Consider freezing items, including bread, to preserve them. Or make a huge batch of sauce, curry, lentils or chili that you can freeze in portions. That way, you’ll have ready-made, healthy meals when you’re in a study crunch.

5. Attend nutrition events

Knowledge is power. Make sure you participate in our Nutrition Month events. Join the Breakfast Club. Keep an eye out for similar events starting in the fall.

6. Cook at home as much as you can

Here are some cheap and easy recipes:

Pro tip: Pick up a Community Meal Kit at the Wellness Lounge (UCU 205) and cook for yourself at home.

7. Avoid highly processed foods

This is a win all around. Highly processed foods like cookies, sugary cereals, chips and processed meats contain excess sodium, sugars or saturated fat. Not great for your body and mind. They’re also often more expensive, with a lot of excess packaging.

8. Buy in-season produce

Fresh strawberries in January? Prioritize in-season produce as a cost-effective way to fill half your plate with fruits and veggies.

9. Make your own salad dressing

Try mixing 3 parts oil, 2 parts vinegar and 1 part flavour — garlic, lemon, oregano or basil.

10. Make your own coffee

Sure, it’s so tempting to indulge in a coffee on the go for that extra energy boost before an exam. Again, if you buy in bulk and have a good coffee maker, get into the habit of tanking up on caffeine at home to start your day. Invest in an Italian Bialetti Moka pot, or a similar product  (or put it on your birthday wish list). Mix half and half moka and hot water. Boom! That’ll get you through the day.

Pro tip: Bring your own reusable mug and check out Muggy Mornings for free coffee on Wednesdays at the Wellness Lounge (UCU 205).

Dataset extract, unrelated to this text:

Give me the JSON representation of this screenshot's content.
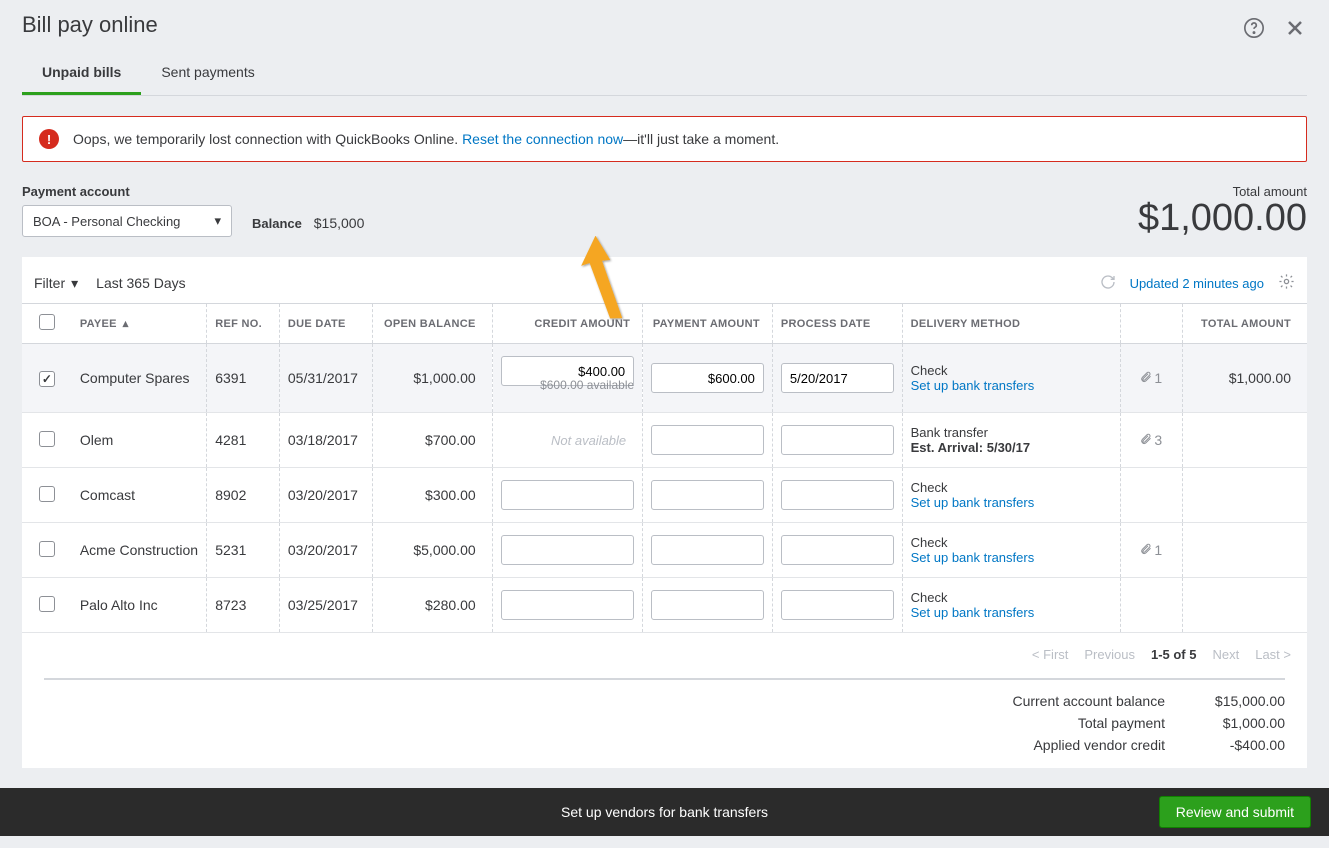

11. Know where there’s support

For extra nutrition education and support, you can access the Personalized Health Education Program at the Student Health and Wellness Centre. If you’re really struggling to make ends meet, try to stay positive and don’t blame yourself. The UOSO Food Bank runs a volunteer food cupboard at 85 University to provide emergency food relief to uOttawa students and their families.